MPC volta a pedir rejeição das contas de Sérgio Vidigal como prefeito da Serra

Recurso do Ministério Público de Contas foi apresentado ao TCE, incluindo a então vice do deputado federal

O Ministério Público de Contas (MPC) voltou a pedir que sejam rejeitadas as contas do ex-prefeito da Serra Sérgio Vidigal (PDT), deputado federal reeleito, e agora também da ex-vice-prefeita Madalena Santana Gomes, referentes a 2012, por contração de despesas em fim de mandato sem disponibilidade financeira, abertura de créditos adicionais indicando fonte de recursos inexistentes, e não recolhimento das contribuições do Instituto de Previdência da Serra (IPS) e do Instituto Nacional do Seguro Social (INSS) retidas dos servidores.

Na última semana, o MPC entrou com recurso de reconsideração, pedindo a reforma da decisão do Tribunal de Contas do Estado  (TCE) que afastou a gravidade das irregularidades. 

A fundamentação da decisão está na contração de despesas em final de mandato sem disponibilidade financeira para arcar com as obrigações, o que gerou à prefeitura um déficit de mais de R$ 144 milhões.

Também é ressaltado pelo MPC que, diante da comprovação de indisponibilidade líquida, não havia qualquer espaço para discussão quanto ao mérito do descumprimento do artigo 42 da Lei de Responsabilidade Fiscal (LRF), que trata da contratação de despesa nos dois últimos quadrimestres sem deixar recursos suficientes em caixa para pagamento.

Em relação à abertura de créditos adicionais indicando fonte de recursos inexistente, o órgão ministerial aponta que foram abertos R$ 30 milhões em créditos adicionais com base no suposto excesso de arrecadação. Entretanto, no Balanço Orçamentário de 2012 consolidado, foi verificado um déficit de arrecadação no valor de mais de R$ 74 milhões.

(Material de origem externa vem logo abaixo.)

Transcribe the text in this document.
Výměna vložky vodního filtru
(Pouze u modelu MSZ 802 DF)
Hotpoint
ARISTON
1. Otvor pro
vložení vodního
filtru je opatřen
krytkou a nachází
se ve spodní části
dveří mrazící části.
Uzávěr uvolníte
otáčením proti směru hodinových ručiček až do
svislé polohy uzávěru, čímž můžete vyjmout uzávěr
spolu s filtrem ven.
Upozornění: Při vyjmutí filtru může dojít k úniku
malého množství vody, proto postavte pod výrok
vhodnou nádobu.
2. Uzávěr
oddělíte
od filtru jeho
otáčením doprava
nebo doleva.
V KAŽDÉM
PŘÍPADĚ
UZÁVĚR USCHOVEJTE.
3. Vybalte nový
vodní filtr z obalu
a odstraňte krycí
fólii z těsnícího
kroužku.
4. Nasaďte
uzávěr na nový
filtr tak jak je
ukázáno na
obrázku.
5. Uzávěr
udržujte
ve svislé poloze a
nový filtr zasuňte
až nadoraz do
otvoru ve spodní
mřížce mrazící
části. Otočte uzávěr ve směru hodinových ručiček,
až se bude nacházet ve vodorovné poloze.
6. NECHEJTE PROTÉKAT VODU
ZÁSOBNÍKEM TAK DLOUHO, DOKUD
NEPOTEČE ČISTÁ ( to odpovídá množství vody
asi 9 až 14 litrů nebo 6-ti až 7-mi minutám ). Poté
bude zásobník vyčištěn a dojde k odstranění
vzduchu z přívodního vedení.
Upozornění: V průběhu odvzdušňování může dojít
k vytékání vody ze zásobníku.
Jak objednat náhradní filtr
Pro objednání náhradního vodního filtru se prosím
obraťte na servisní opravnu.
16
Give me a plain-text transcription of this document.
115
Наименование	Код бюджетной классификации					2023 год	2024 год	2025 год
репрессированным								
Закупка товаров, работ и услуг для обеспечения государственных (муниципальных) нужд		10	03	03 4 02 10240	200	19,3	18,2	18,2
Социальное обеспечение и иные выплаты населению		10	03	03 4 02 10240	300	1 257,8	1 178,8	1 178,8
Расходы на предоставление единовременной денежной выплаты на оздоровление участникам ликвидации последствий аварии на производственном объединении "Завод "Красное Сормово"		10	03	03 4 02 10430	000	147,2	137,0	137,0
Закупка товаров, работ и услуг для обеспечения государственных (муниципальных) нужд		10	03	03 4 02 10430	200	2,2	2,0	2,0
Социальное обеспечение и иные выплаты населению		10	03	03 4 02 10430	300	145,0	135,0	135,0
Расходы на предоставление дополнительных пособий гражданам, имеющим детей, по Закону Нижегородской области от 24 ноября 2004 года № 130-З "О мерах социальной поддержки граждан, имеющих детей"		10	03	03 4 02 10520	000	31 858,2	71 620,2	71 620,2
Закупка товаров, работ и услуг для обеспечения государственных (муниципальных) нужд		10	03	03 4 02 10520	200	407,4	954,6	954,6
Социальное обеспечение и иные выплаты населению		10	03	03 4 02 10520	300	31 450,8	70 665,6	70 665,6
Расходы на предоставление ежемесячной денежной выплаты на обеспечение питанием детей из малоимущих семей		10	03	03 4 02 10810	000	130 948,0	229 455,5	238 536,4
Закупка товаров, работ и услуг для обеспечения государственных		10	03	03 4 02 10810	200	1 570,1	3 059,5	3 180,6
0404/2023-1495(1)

Além disso, o MPC fundamenta que a alegada abertura de créditos adicionais foi realizada durante os dois últimos quadrimestres do mandato, isto é, dentro do período de vedação previsto no artigo 42 da LRF.

O MPC enfatiza que “a aprovação com ressalvas de contas somente pode se dar em casos de irregularidades formais, ‘quando os atos possam ser enquadrados em um modelo de prudência, diligência e cuidado que a sociedade espera daquele que usa o dinheiro público”. 

O TCE emitiu parecer prévio recomendando à Câmara da Serra a rejeição das contas de Sérgio Vidigal, por não recolher as contribuições do IPS e do INSS retidas dos servidores. Já as contas da então vice-prefeita receberam parecer pela aprovação com ressalvas, tendo em vista que o Tribunal de Contas afastou a responsabilidade dela pelo não recolhimento das contribuições dos institutos de previdência e manteve as irregularidades relativas à abertura  de créditos adicionais e à contração de despesas em fim de mandato somente no campo da ressalva.

O parecer prévio emitido pela Corte de Contas considera que as irregularidades não tiveram “o condão de macular as contas”, ou seja, não eram graves o suficiente para ensejar a rejeição das contas.

No entanto, por entender que as irregularidades são graves, o MPC interpôs recurso pedindo que o Plenário do Tribunal de Contas reveja a decisão de mantê-las no campo da ressalva, e que o ex-prefeito e a ex-vice-prefeita sejam responsabilizados e tenham suas contas rejeitadas em razão das irregularidades apontadas.